How to set up Nginx with Let's Encrypt for automatic SSL certificate renewal?

To set up Nginx with Let's Encrypt for automatic SSL certificate renewal, follow these steps:

1. Install the Certbot tool:

   • On Ubuntu or Debian: sudo apt-get install certbot
   • On CentOS or Red Hat: sudo yum install certbot
   • On FreeBSD: sudo pkg install certbot

2. Generate the initial SSL certificate using Certbot:

   • Run the following command: sudo certbot certonly --nginx -d example.com -d www.example.com
   • Make sure to replace example.com with your own domain name(s)
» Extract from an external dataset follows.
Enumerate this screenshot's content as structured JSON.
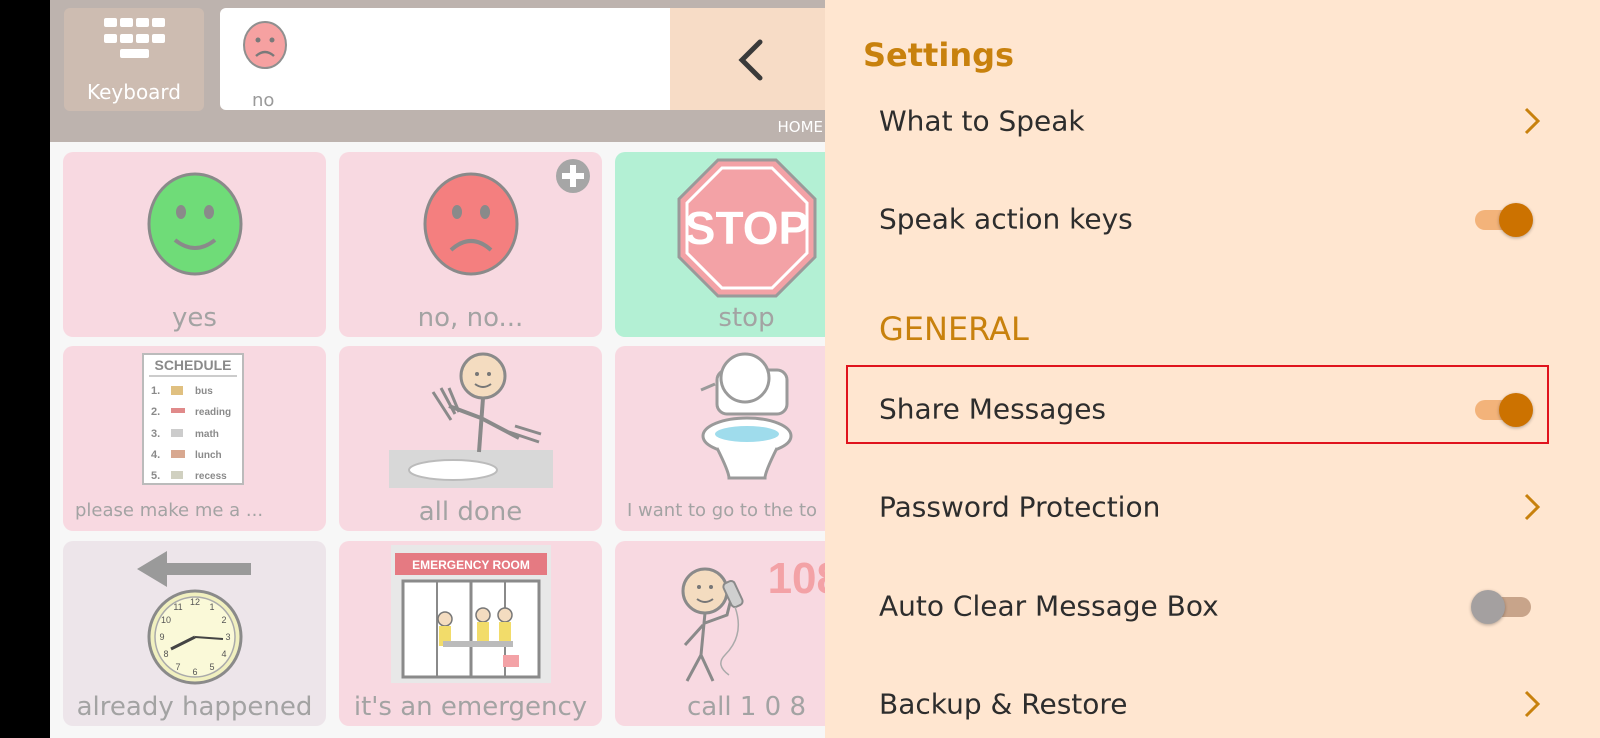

3. Configure Nginx to use the SSL certificate:

   • Open the Nginx server block configuration file for your website: sudo nano /etc/nginx/sites-available/example.com
   • Add the following lines within the server block: listen 443 ssl; ssl_certificate /etc/letsencrypt/live/example.com/fullchain.pem; ssl_certificate_key /etc/letsencrypt/live/example.com/privkey.pem; include /etc/letsencrypt/options-ssl-nginx.conf; ssl_dhparam /etc/letsencrypt/ssl-dhparams.pem; Note: Replace example.com with your own domain name

4. Test the Nginx configuration and restart Nginx:

   • Run the following command to test the configuration: sudo nginx -t
   • If the test is successful, restart Nginx: sudo systemctl restart nginx

5. Set up automatic certificate renewal using a cron job:

   • Open the crontab for the root user: sudo crontab -e
   • Add the following line to run the renewal command twice daily: 0 0,12 * * * certbot renew --post-hook "systemctl reload nginx"
   • Save and exit the crontab file

6. Verify automatic renewal:

   • Run the following command to test the renewal process: sudo certbot renew --dry-run
   • If the dry-run command runs successfully without any errors, the automatic renewal is configured properly

That's it! Your Nginx server is now set up with Let's Encrypt SSL certificate and automatic renewal.